The support for the court’s conclusion that the death penalty is a racial justice issue is overwhelming and the remedy apparent: End the death penalty.
A 2017 study by UNC Professor Frank Baumgartner in North Carolina found that 0.7% of homicides of white people resulted in executions, compared to 0.12% of homicides of Black people. This is only the latest of numerous scholarly reports demonstrating pervasive racial discrimination in seeking or imposing the death penalty, and the racially biased exclusion of jurors from deciding who lives and who dies in death penalty cases. The state does not execute people convicted of the worst of the worst crimes. Overwhelmingly, the state executes people who are poor and accused of killing white people, and it achieves that outcome in part by seeking to exclude Black persons from serving on juries.

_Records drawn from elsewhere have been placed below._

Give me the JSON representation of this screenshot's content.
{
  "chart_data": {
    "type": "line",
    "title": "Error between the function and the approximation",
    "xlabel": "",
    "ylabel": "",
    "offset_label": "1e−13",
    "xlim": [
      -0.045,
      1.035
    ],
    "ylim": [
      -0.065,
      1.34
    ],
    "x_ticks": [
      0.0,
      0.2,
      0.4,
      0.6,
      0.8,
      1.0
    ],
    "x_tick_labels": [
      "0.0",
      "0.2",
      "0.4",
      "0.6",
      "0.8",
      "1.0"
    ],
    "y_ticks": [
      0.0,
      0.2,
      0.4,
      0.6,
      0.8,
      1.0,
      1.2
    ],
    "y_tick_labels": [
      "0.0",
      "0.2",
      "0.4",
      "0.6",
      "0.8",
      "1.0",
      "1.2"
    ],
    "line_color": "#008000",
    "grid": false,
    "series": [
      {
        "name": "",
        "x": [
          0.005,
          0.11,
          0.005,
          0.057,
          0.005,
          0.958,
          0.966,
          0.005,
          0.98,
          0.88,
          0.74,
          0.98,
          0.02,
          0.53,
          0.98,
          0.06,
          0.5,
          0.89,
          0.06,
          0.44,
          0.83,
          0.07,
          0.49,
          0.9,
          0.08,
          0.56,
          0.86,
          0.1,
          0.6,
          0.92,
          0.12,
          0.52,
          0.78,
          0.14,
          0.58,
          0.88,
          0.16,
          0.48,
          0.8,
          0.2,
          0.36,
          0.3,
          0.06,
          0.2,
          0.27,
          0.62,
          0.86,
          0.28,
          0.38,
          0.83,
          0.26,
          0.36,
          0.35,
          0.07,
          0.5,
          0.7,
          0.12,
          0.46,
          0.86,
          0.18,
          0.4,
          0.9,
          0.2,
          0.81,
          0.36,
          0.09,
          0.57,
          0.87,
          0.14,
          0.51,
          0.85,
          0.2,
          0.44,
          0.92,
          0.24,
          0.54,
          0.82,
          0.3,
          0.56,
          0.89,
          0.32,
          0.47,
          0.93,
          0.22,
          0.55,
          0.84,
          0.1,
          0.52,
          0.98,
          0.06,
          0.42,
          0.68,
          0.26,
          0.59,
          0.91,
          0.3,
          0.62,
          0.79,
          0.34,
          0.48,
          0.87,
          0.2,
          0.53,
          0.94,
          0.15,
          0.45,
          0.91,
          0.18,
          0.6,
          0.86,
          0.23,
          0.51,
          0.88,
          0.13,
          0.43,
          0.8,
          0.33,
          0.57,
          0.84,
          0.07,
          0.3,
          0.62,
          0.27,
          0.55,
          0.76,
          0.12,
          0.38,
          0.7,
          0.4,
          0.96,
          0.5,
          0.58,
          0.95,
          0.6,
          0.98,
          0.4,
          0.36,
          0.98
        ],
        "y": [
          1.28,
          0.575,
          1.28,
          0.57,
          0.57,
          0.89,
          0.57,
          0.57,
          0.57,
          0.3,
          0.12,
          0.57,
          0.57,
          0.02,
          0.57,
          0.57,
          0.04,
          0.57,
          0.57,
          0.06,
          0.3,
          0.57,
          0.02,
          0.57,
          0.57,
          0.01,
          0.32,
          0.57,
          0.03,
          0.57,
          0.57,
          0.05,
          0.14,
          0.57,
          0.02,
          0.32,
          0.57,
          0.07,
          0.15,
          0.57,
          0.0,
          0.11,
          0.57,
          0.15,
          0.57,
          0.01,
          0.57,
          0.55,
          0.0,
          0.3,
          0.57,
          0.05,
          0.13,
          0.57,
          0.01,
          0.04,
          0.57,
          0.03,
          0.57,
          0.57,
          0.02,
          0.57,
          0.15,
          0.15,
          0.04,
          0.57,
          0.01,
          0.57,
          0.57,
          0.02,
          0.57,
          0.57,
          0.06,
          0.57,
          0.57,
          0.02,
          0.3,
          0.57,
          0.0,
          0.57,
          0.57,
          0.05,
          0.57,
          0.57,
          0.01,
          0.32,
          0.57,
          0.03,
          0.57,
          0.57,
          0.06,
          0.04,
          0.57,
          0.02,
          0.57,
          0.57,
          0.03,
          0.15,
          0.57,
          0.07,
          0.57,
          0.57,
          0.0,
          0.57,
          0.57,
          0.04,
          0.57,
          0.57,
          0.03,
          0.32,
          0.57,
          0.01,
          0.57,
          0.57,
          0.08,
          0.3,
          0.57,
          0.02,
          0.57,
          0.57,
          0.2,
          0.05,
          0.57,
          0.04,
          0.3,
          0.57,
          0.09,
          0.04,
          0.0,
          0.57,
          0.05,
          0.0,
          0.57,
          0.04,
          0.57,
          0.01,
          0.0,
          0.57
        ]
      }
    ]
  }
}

For example, in 2003 North Carolina executed Robbie Lyons for an unpremeditated murder following a botched robbery of Stephen Stafford, the white owner of a small Winston-Salem store. Lyons was a severely mentally ill 21-year-old Black man with no prior history of homicide, who had suffered violent beatings and exposure to drugs and alcohol beginning at age 4. Robbie Lyons would not have been executed if he were white and the victim Black.

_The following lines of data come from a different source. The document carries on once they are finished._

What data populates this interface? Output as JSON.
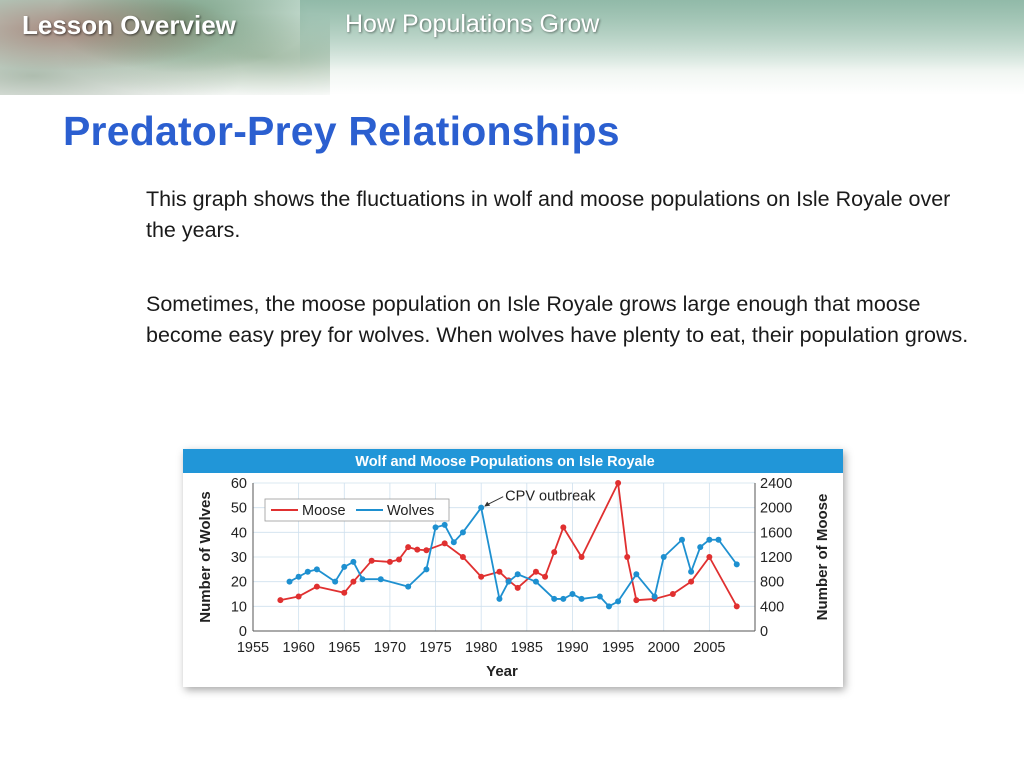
{
  "header": {
    "section_label": "Lesson Overview",
    "topic": "How Populations Grow"
  },
  "slide": {
    "title": "Predator-Prey Relationships",
    "paragraphs": [
      "This graph shows the fluctuations in wolf and moose populations on Isle Royale over the years.",
      "Sometimes, the moose population on Isle Royale grows large enough that moose become easy prey for wolves. When wolves have plenty to eat, their population grows."
    ]
  },
  "colors": {
    "title": "#2b5fd0",
    "chart_banner": "#2196d8",
    "moose": "#e03030",
    "wolves": "#1e90d0"
  },
  "chart_data": {
    "type": "line",
    "title": "Wolf and  Moose Populations on Isle Royale",
    "xlabel": "Year",
    "ylabel_left": "Number of Wolves",
    "ylabel_right": "Number of Moose",
    "x_ticks": [
      "1955",
      "1960",
      "1965",
      "1970",
      "1975",
      "1980",
      "1985",
      "1990",
      "1995",
      "2000",
      "2005"
    ],
    "y_left_ticks": [
      "0",
      "10",
      "20",
      "30",
      "40",
      "50",
      "60"
    ],
    "y_right_ticks": [
      "0",
      "400",
      "800",
      "1200",
      "1600",
      "2000",
      "2400"
    ],
    "xlim": [
      1955,
      2010
    ],
    "ylim_left": [
      0,
      60
    ],
    "ylim_right": [
      0,
      2400
    ],
    "grid": true,
    "legend": "top-left",
    "annotation": {
      "text": "CPV outbreak",
      "x": 1980,
      "y": 50
    },
    "series": [
      {
        "name": "Moose",
        "axis": "right",
        "color": "#e03030",
        "x": [
          1958,
          1960,
          1962,
          1965,
          1966,
          1968,
          1970,
          1971,
          1972,
          1973,
          1974,
          1976,
          1978,
          1980,
          1982,
          1983,
          1984,
          1986,
          1987,
          1988,
          1989,
          1991,
          1995,
          1996,
          1997,
          1999,
          2001,
          2003,
          2005,
          2008
        ],
        "y": [
          500,
          560,
          720,
          620,
          800,
          1140,
          1120,
          1160,
          1360,
          1320,
          1310,
          1420,
          1200,
          880,
          960,
          820,
          700,
          960,
          880,
          1280,
          1680,
          1200,
          2400,
          1200,
          500,
          520,
          600,
          800,
          1200,
          400
        ]
      },
      {
        "name": "Wolves",
        "axis": "left",
        "color": "#1e90d0",
        "x": [
          1959,
          1960,
          1961,
          1962,
          1964,
          1965,
          1966,
          1967,
          1969,
          1972,
          1974,
          1975,
          1976,
          1977,
          1978,
          1980,
          1982,
          1983,
          1984,
          1986,
          1988,
          1989,
          1990,
          1991,
          1993,
          1994,
          1995,
          1997,
          1999,
          2000,
          2002,
          2003,
          2004,
          2005,
          2006,
          2008
        ],
        "y": [
          20,
          22,
          24,
          25,
          20,
          26,
          28,
          21,
          21,
          18,
          25,
          42,
          43,
          36,
          40,
          50,
          13,
          20,
          23,
          20,
          13,
          13,
          15,
          13,
          14,
          10,
          12,
          23,
          14,
          30,
          37,
          24,
          34,
          37,
          37,
          27
        ]
      }
    ]
  }
}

Despite the overwhelming evidence of racial bias in the death penalty, the U.S. Supreme Court found in the 1987 case McCleskey v. Kemp that statistical evidence is not enough to challenge the constitutionality of the death penalty, though it invited state legislatures to take on this task. McCleskey is harshly criticized by many, including N.Y.U. Law Professor Anthony G. Amsterdam, as “the Dred Scott decision of our time.” The author of the opinion, Justice Powell, later said the decision was the biggest regret of his tenure on the Court.
That decision led North Carolina to pass in 2009 the Racial Justice Act, the first law to permit the use of statewide statistics to demonstrate that race was a significant factor in seeking or imposing the death penalty. The Republican-led General Assembly and then-Gov. Pat McCrory, however, repealed the law after an election filled with racist depictions, including of my client Henry McCollum, who has since been found innocent.

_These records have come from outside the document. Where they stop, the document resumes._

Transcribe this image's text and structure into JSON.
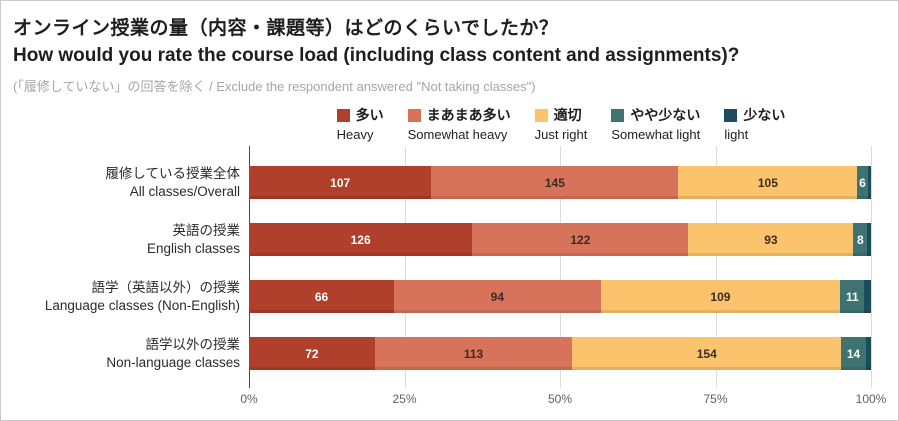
{
  "header": {
    "title_ja": "オンライン授業の量（内容・課題等）はどのくらいでしたか？",
    "title_en": "How would you rate the course load (including class content and assignments)?",
    "subtitle": "(「履修していない」の回答を除く / Exclude the respondent answered \"Not taking classes\")"
  },
  "chart_data": {
    "type": "bar",
    "variant": "horizontal-stacked-100percent",
    "title_ja": "オンライン授業の量（内容・課題等）はどのくらいでしたか？",
    "title_en": "How would you rate the course load (including class content and assignments)?",
    "categories": [
      {
        "label_ja": "履修している授業全体",
        "label_en": "All classes/Overall"
      },
      {
        "label_ja": "英語の授業",
        "label_en": "English classes"
      },
      {
        "label_ja": "語学（英語以外）の授業",
        "label_en": "Language classes (Non-English)"
      },
      {
        "label_ja": "語学以外の授業",
        "label_en": "Non-language classes"
      }
    ],
    "series": [
      {
        "label_ja": "多い",
        "label_en": "Heavy",
        "color": "#b03f2b",
        "label_color": "#ffffff",
        "labels_visible": true,
        "values": [
          107,
          126,
          66,
          72
        ]
      },
      {
        "label_ja": "まあまあ多い",
        "label_en": "Somewhat heavy",
        "color": "#d7735a",
        "label_color": "#3b2b22",
        "labels_visible": true,
        "values": [
          145,
          122,
          94,
          113
        ]
      },
      {
        "label_ja": "適切",
        "label_en": "Just right",
        "color": "#fbc46c",
        "label_color": "#3b2b22",
        "labels_visible": true,
        "values": [
          105,
          93,
          109,
          154
        ]
      },
      {
        "label_ja": "やや少ない",
        "label_en": "Somewhat light",
        "color": "#3e7372",
        "label_color": "#ffffff",
        "labels_visible": true,
        "values": [
          6,
          8,
          11,
          14
        ]
      },
      {
        "label_ja": "少ない",
        "label_en": "light",
        "color": "#1b4e5c",
        "label_color": "#ffffff",
        "labels_visible": false,
        "estimated": true,
        "values": [
          2,
          2,
          3,
          3
        ]
      }
    ],
    "x_ticks": [
      "0%",
      "25%",
      "50%",
      "75%",
      "100%"
    ],
    "xlim": [
      0,
      100
    ],
    "grid": true,
    "legend_position": "top"
  }
}
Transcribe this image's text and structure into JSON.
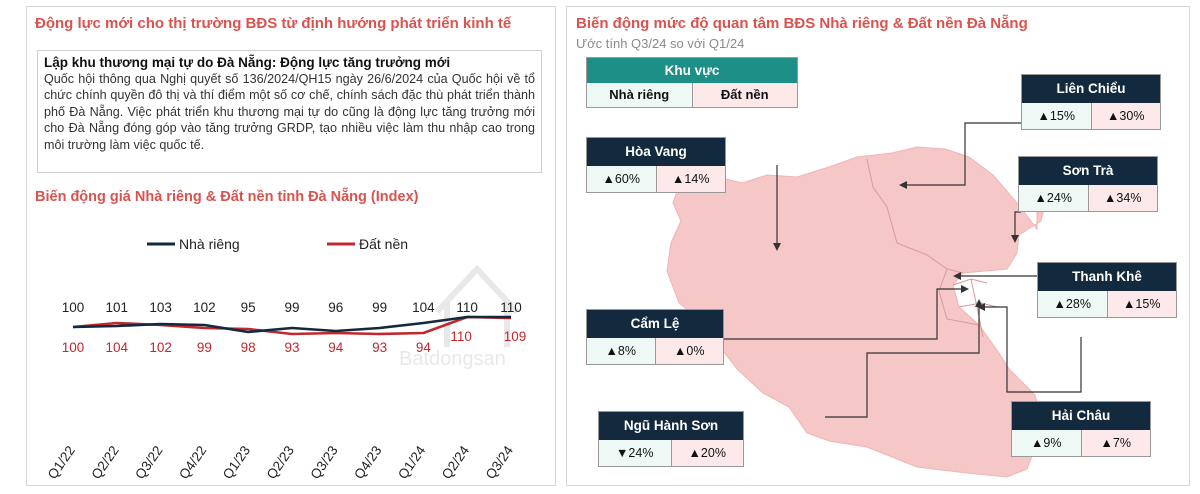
{
  "left": {
    "title": "Động lực mới cho thị trường BĐS từ định hướng phát triển kinh  tế",
    "news": {
      "heading": "Lập khu thương mại tự do Đà Nẵng: Động lực tăng trưởng mới",
      "body": "Quốc hội thông qua Nghị quyết số 136/2024/QH15 ngày 26/6/2024 của Quốc hội về tổ chức chính quyền đô thị và thí điểm một số cơ chế, chính sách đặc thù phát triển thành phố Đà Nẵng. Việc phát triển khu thương mại tự do cũng là động lực tăng trưởng mới cho Đà Nẵng đóng góp vào tăng trưởng GRDP, tạo nhiều việc làm thu nhập cao trong môi trường làm việc quốc tế."
    },
    "chart_title": "Biến động giá Nhà riêng & Đất nền tỉnh Đà Nẵng (Index)",
    "watermark": "Batdongsan"
  },
  "chart_data": {
    "type": "line",
    "categories": [
      "Q1/22",
      "Q2/22",
      "Q3/22",
      "Q4/22",
      "Q1/23",
      "Q2/23",
      "Q3/23",
      "Q4/23",
      "Q1/24",
      "Q2/24",
      "Q3/24"
    ],
    "series": [
      {
        "name": "Nhà riêng",
        "color": "#13293d",
        "values": [
          100,
          101,
          103,
          102,
          95,
          99,
          96,
          99,
          104,
          110,
          110
        ]
      },
      {
        "name": "Đất nền",
        "color": "#c0282d",
        "values": [
          100,
          104,
          102,
          99,
          98,
          93,
          94,
          93,
          94,
          110,
          109
        ]
      }
    ],
    "legend_position": "top",
    "grid": false
  },
  "right": {
    "title": "Biến động mức độ quan tâm BĐS Nhà riêng & Đất nền Đà Nẵng",
    "subtitle": "Ước tính Q3/24 so với Q1/24",
    "legend": {
      "head": "Khu vực",
      "col_a": "Nhà riêng",
      "col_b": "Đất nền"
    },
    "colors": {
      "map_fill": "#f6c7c7",
      "card_head": "#13293d",
      "legend_head": "#1e8f86",
      "cell_a": "#eef9f6",
      "cell_b": "#fde9e9"
    },
    "districts": [
      {
        "name": "Liên Chiểu",
        "a": "15%",
        "a_dir": "up",
        "b": "30%",
        "b_dir": "up"
      },
      {
        "name": "Hòa Vang",
        "a": "60%",
        "a_dir": "up",
        "b": "14%",
        "b_dir": "up"
      },
      {
        "name": "Sơn Trà",
        "a": "24%",
        "a_dir": "up",
        "b": "34%",
        "b_dir": "up"
      },
      {
        "name": "Thanh Khê",
        "a": "28%",
        "a_dir": "up",
        "b": "15%",
        "b_dir": "up"
      },
      {
        "name": "Cẩm Lệ",
        "a": "8%",
        "a_dir": "up",
        "b": "0%",
        "b_dir": "up"
      },
      {
        "name": "Ngũ Hành Sơn",
        "a": "24%",
        "a_dir": "down",
        "b": "20%",
        "b_dir": "up"
      },
      {
        "name": "Hải Châu",
        "a": "9%",
        "a_dir": "up",
        "b": "7%",
        "b_dir": "up"
      }
    ]
  }
}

Eleven years after the passage of the Racial Justice Act, the North Carolina courts are doing their part by acknowledging the plague of racism infesting our criminal justice system, and by starting to root out those injustices on a case-by-case basis. Now is the time for the governor and General Assembly to respond with equal vigor by commuting the sentences of persons currently on death row to life imprisonment and ending the death penalty. This is no pipe dream; 10 other states have abolished their death penalties in the last 15 years.
In June, Gov. Cooper announced a task force on racial equity in criminal justice, which will “work to eliminate” racial inequities in the justice system. In the announcement, Attorney General Josh Stein said, “I look forward to working alongside them to find real and meaningful solutions to improve the way Black people are treated in North Carolina. Now it’s time to get to work.”
In eliminating the death penalty, an extreme punishment inextricably linked to lynching and the perpetuation of white supremacy, our leaders have the opportunity to leave one clear legacy of racial justice.
Ken Rose, former director of the Center for Death Penalty Litigation, is an attorney who has represented multiple clients sentenced to Death Row and a longtime advocate for abolition of the death penalty. He lives in Durham.